Sein Optimismus gründet zum einen auf der relativen Knappheit des Silbers im Vergleich zum Gold. Die Silberbestände reichten nicht einmal für ein Jahr. Und anders als beim Gold verfügten – mit Ausnahme von China – auch die Notenbanken über keine nennenswerten Bestände. Nach Angaben des Silberinstituts in Washington stand 2006 einem minimal gestiegenen Minenangebot von 646,1 (Vorjahr: 645,7) Mill. Unzen eine Gesamtnachfrage von 911,8 Mill. Unzen gegenüber. Die Differenz wurde vor allem durch staatliche Verkäufe – in erster Linie aus Russland und Indien – und eine höhere Recyclingquote bei Silber ausgeglichen.

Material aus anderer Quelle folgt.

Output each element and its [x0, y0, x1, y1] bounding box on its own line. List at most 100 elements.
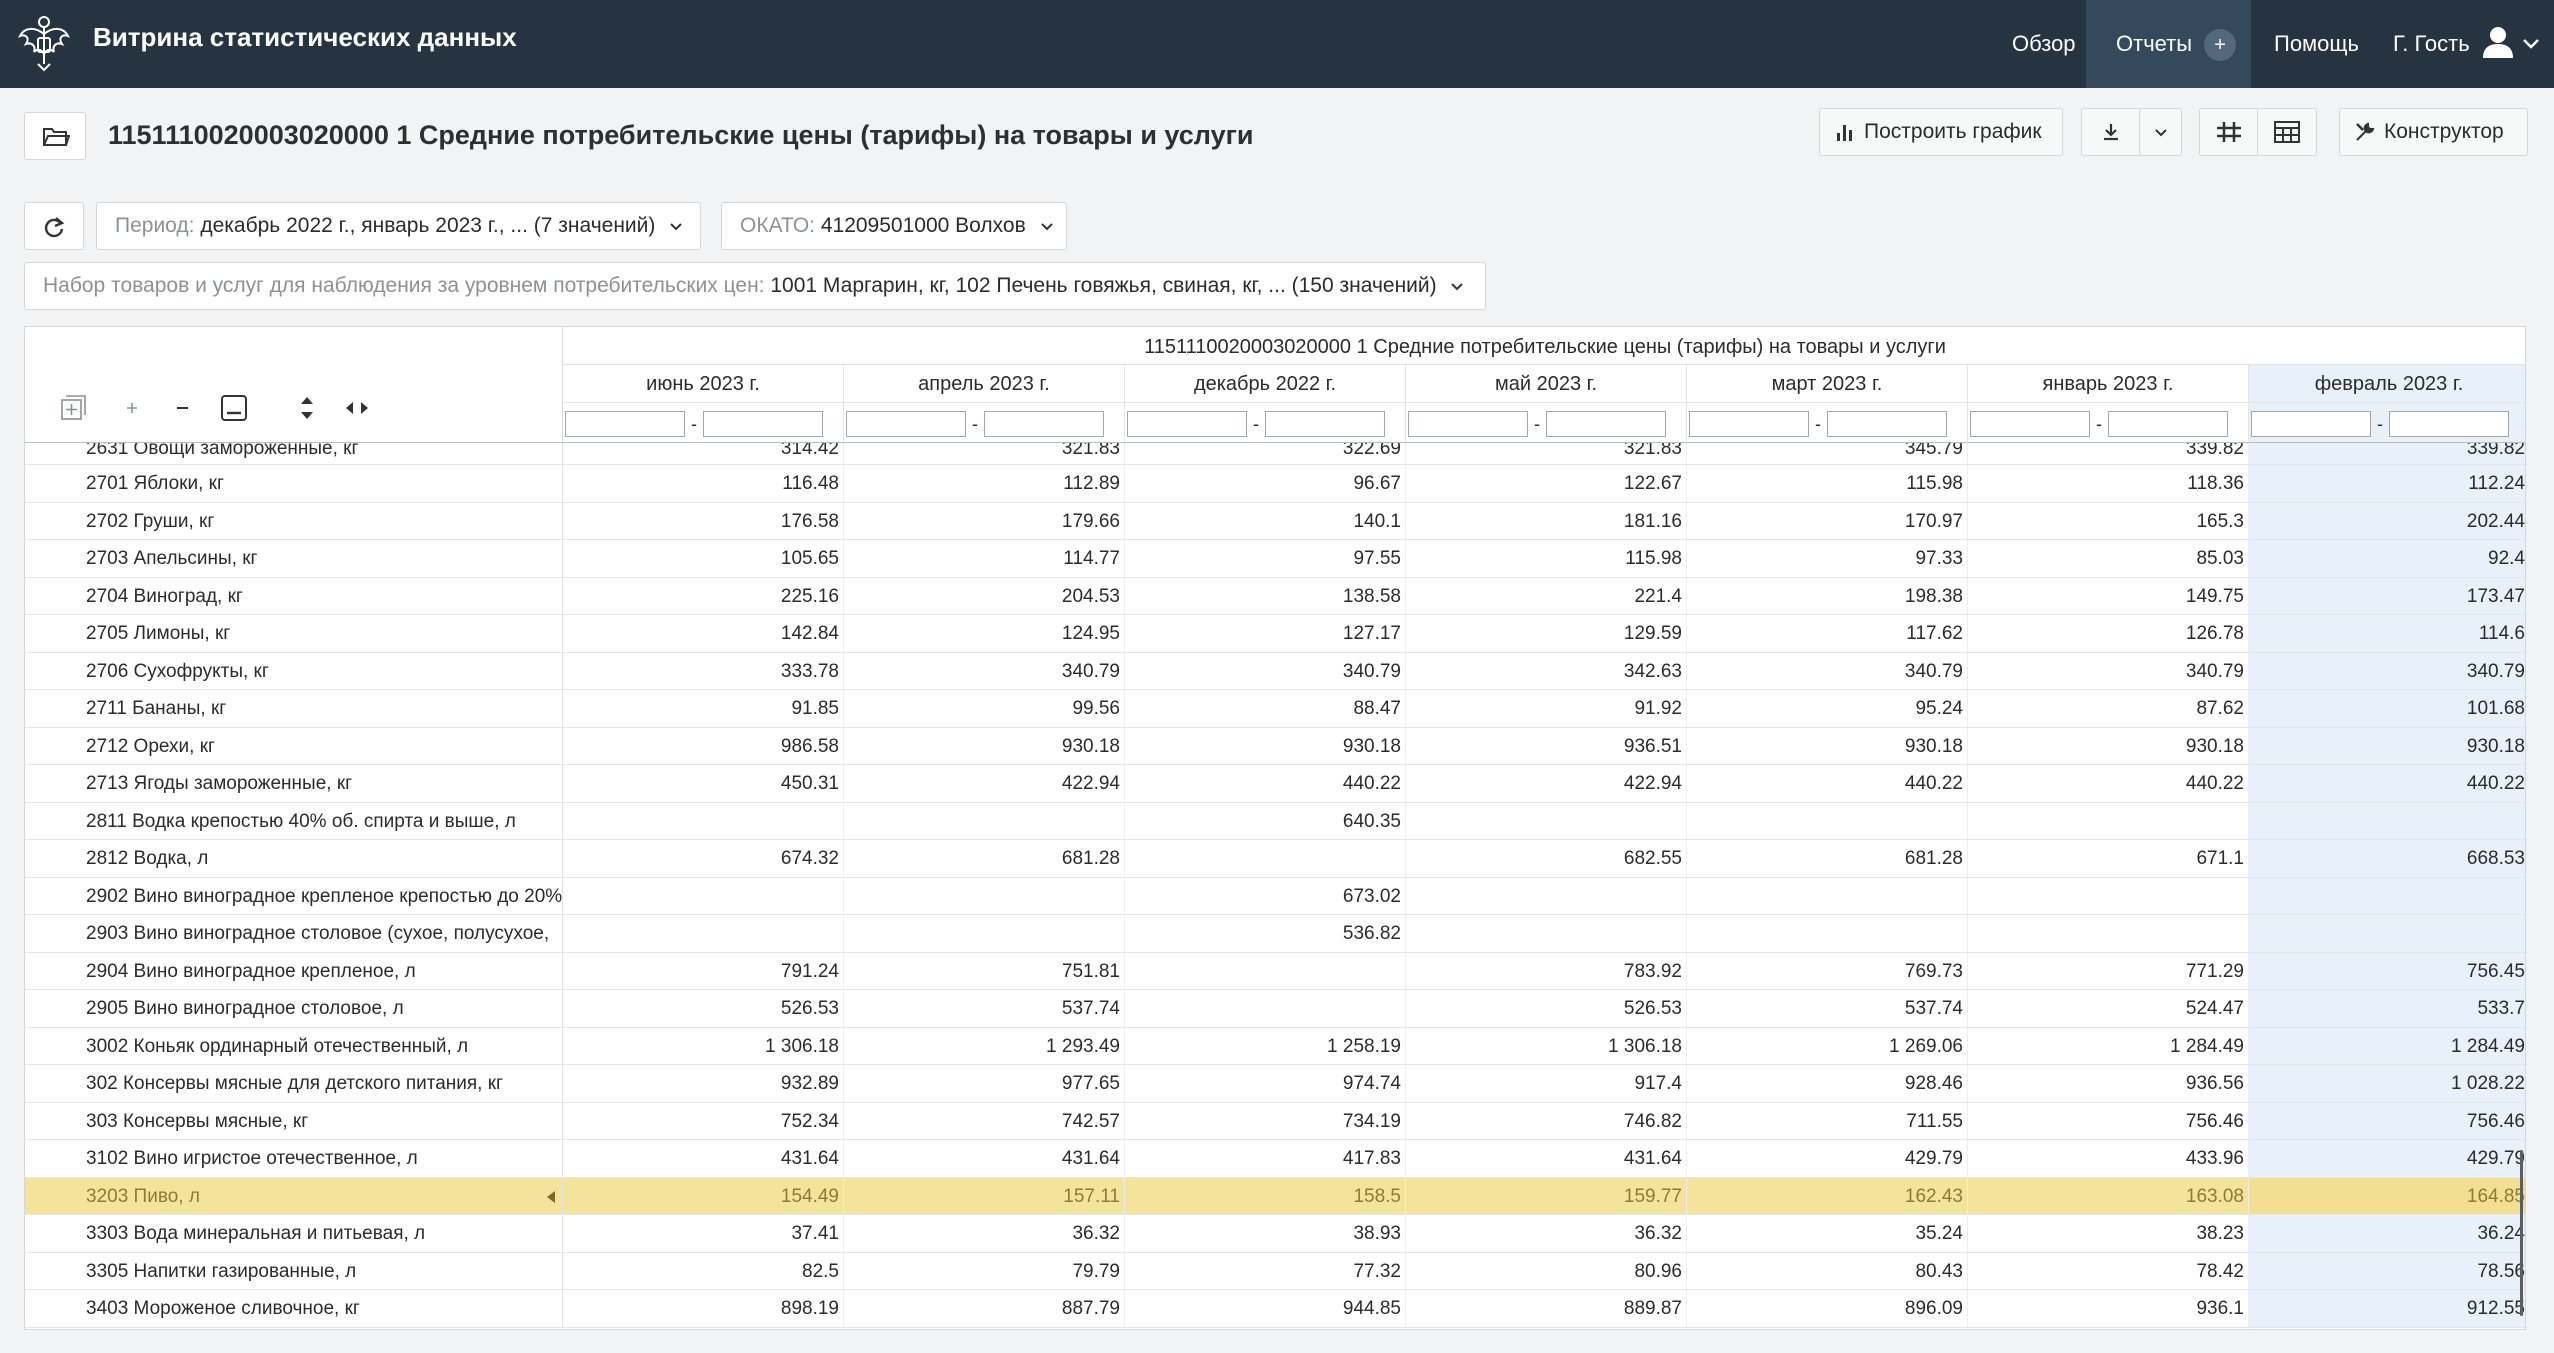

Auf der Nachfrageseite schlagen insbesondere die industriellen Anwendungen zu Buche. „Silber ist ein Industriemetall“, sagt Thorsten Proettel von der Landesbank Baden-Württemberg (LBBW). Rund 50 Prozent des gesamten Angebots gingen in die industrielle Fertigung. Ein Hauptabnehmer war bisher die Fotoindustrie. „Doch hier verliert Silber durch die Digitalfotografie kontinuierlich an Bedeutung“, sagt Proettel. Das Metall wird zudem in den Bereichen Elektronik, Medizintechnik und in der Nanotechnologie gebraucht. Ein noch neueres Anwendungsgebiet ist etwa die Verwendung von Silberfäden in Kleidung. Nach Einschätzung des LBBW-Experten können diese neuen Anwendungsbereiche den Rückgang im Fotosektor aber noch nicht ausgleichen. Proettel ist daher eher skeptisch und hat seine Preisprognose leicht von bisher 13,50 auf 13 Dollar zum Jahresende gesenkt.